Millî Şuur mu, önemsiz bir detay mı?

MHP Genel Başkanı Devlet Bahçeli’nin bayram mesajında söyledikleri büyük bir tartışmaya neden oldu. Hatırlayalım…

Türkiye Cumhuriyeti sandıkta kurulmamıştır. Türk tarihi sandıkta yazılmamıştır. Herkes aklını başına almalı, rüzgâr ektiği müddetçe fırtına biçeceğini unutmamalıdır.”

Bu sözlere, sözlerin başlıca muhatabı, yerel seçimlerin galibi CHP Başkanı Özgür Özel de dil sürçmesi” olarak kabul edeceği yönünde bir cevap verdi.

Ancak esas olarak, sözlerin değerlendirmesini yapmak için tarihte geriye (çok değil, yalnızca bir önceki seçimin tarihine kadar) gitmenin daha doğru olacağı kanaatindeyim.

Millî ve demokratik şuurun canlılığı” olarak sandık

Tarih: 28 Mayıs 2023

Yer: MHP Genel Merkezi

Cumhurbaşkanlığı seçimlerinin ikinci turunda AKP Genel Başkanı Erdoğan’ın galip gelmesi üzerine konuşan Bahçeli, herkesi sandıktan çıkan sonuca saygı duymaya çağırıyor:

Tezahür eden millî iradeye herkes ve her kesim asgari ölçülerde saygı duymalıdır.

Türk demokrasi ve siyaset tarihinde iki turlu bir seçimin ilk örneği yaşanmakla birlikte, seçime katılım oranının yüksekliği millî ve demokratik şuurun canlılığına da işaret etmiştir.

Türkiyenin, demokrasi standartlarında yüksek bir seviyeye ulaşmasının yanı sıra, bu hususta dünya çapında mukayeseli bir üstünlük kazandığı artık hiç kimsenin ihmal edemeyeceği çarpıcı bir gerçek olarak belirginlik kazanmıştır.”

Peki, iki seçim arasında ne değişti de millî ve demokratik şuurun canlılığı olan sandıklar, değersizleşmiştir?

Tabii ki, sonuçlar.

Popülizm ve sandık

Anayasa Mahkemesi’ne karşı söylemleri, anayasal kurumlara olan karşıt tutumuyla, popülist iktidar ile kurduğu ittifaka uygun tavırlar içerisinde olan Bahçeli için sandık pek tabii, seçimleri kazanan tarafta olduklarında meşruiyetlerinin kaynağı olarak iyi ve etik bir değerdeyken; sandıktan başka bir parti birinci çıktığında etik dışı ve değersiz olarak anılması popülizmin doğasına oldukça uygun.

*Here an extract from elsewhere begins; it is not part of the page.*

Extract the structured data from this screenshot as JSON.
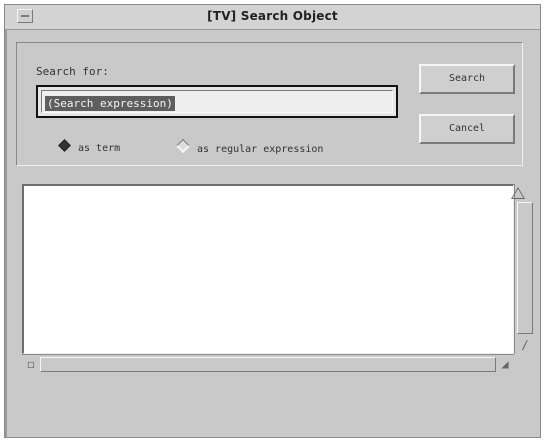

Popülistler için, seçimler iktidarda kullandıkları gücü meşrulaştıran ve muhalefeti saf dışı bırakmayı sağlayan bir araçtır. Kazanılan seçim, mutlak zafer olarak algılandığı için mağlubiyet halinde bunun kabul edilmesi oldukça zordur.

Neticede, Bahçeli’nin söylemi, şaşırtıcı değildir ve 2028 seçimlerinde Cumhur İttifakı’nın mağlup olması halinde, yine benzer söylemleri duymamız, kaçınılmazdır.